The Transnational Middle East: Women, Gender, and the Global 1960s in Tunisia
Amy Aisen Kallander
Moderator: Erin Pettigrew
2 April 2025 | 6:00 PM Gulf Standard Time (4:00 PM CET) | Zoom (Webinar)
This presentation applies insights from gender analysis and feminist theory to politics and culture in Tunisia in the 1960s. It focuses on the importance of women's organizing as a facet of state-building, international diplomacy, and the subversion of post-colonial global hierarchies in women's transnational alliances.

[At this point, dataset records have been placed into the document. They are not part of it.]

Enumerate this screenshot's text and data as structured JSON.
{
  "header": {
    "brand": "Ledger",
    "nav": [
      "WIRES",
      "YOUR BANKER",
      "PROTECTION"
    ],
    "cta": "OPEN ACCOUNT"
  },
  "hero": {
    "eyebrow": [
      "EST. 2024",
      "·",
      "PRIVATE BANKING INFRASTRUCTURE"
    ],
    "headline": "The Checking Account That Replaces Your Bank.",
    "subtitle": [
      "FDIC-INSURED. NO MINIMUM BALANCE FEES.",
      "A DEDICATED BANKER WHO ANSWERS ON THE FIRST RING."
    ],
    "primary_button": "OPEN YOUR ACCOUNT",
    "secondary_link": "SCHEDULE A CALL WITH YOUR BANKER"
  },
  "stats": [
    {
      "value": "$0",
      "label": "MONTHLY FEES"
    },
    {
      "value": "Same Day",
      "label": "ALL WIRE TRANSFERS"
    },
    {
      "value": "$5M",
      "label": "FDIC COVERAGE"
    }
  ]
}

The talk will explore the use of women's press as an object that crossed national borders, forged emotional communities, indicating the importance of fashion and culture to the gendered and generational transformations of the era.
ABOUT THE SPEAKER
Amy Aisen Kallander is a Professor of History affiliated with the faculty of Women's and Gender Studies at Syracuse University.

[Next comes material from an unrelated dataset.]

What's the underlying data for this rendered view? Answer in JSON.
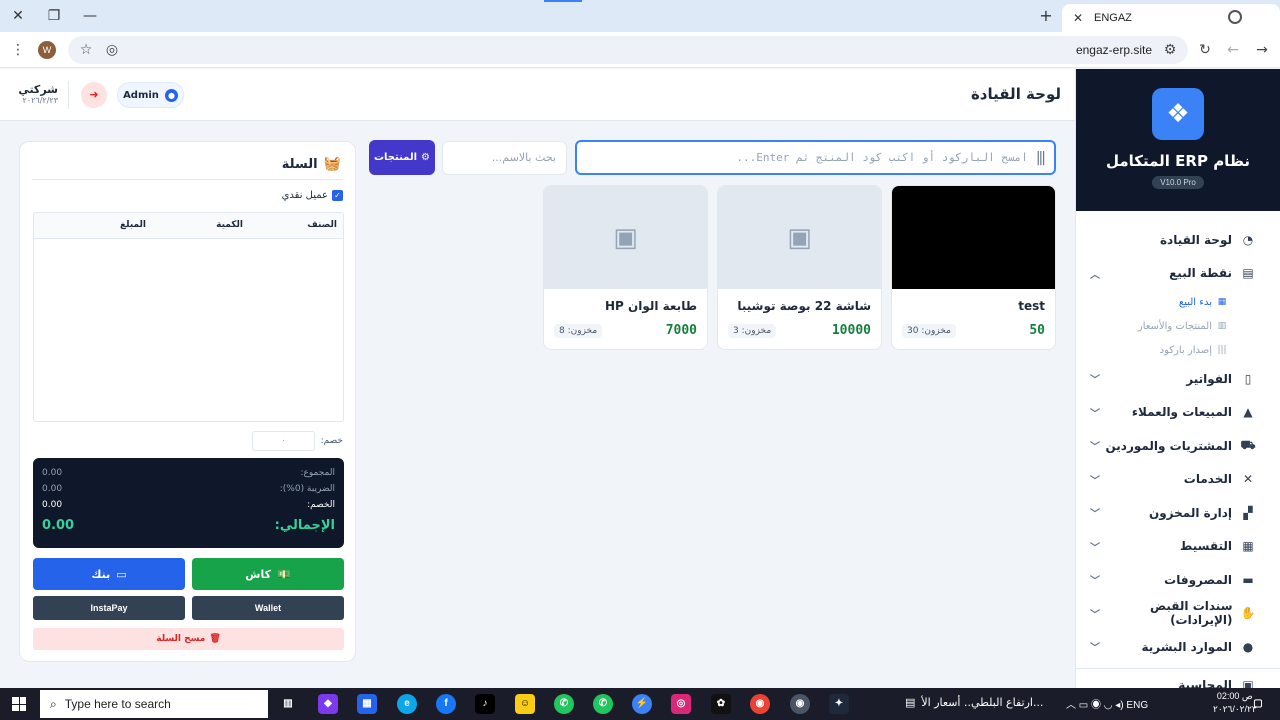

A historian of the early modern and modern Middle East and North Africa and the French colonial empire, she is the author of two books, Tunisia's Modern Woman: Nation-Building and State Feminism in the Global 1960s (2021) and Women, Gender, and the Palace Households in Ottoman Tunisia (2013).
She has published articles and contributed to books on postcolonial Tunisia, masculinity, social media, fashion, and consumption in the International Journal of Middle East Studies, Arab Media & Society, and French Politics, Culture, and Society, among others.
MODERATOR
Erin Pettigrew is an Associate Professor of History and Arab Crossroads Studies at New York University Abu Dhabi. She is a historian of modern Africa, with a research focus on nineteenth and twentieth-century West Africa and histories of Islam, race, and healing in colonial and postcolonial contexts.
Dr. Pettigrew's book, To Invoke the Invisible in the Sahara: Islam, Spiritual Mediation, and Social Change (Cambridge University Press, 2023), examines the cultural history of Muslim spiritual mediators in the Saharan West. Her second major research book project, Cries of the Oppressed: Leftists, Arab Nationalism, and National Identity in Early Post-Independence Mauritania, presents the Mauritanian movement as a counter-narrative to histories of Islamic reform movements in West Africa in the second half of the twentieth century.
She has published in The Journal of African History, Mediterranean Politics, Islamic Africa, and the collected volume Politiques de la culture et cultures du politique dans l’ouest saharien. She has also recently co-edited a special issue of L'Ouest saharien entitled Femmes du Sahara-Sahel : transformations sociales et conditions de vie (2022).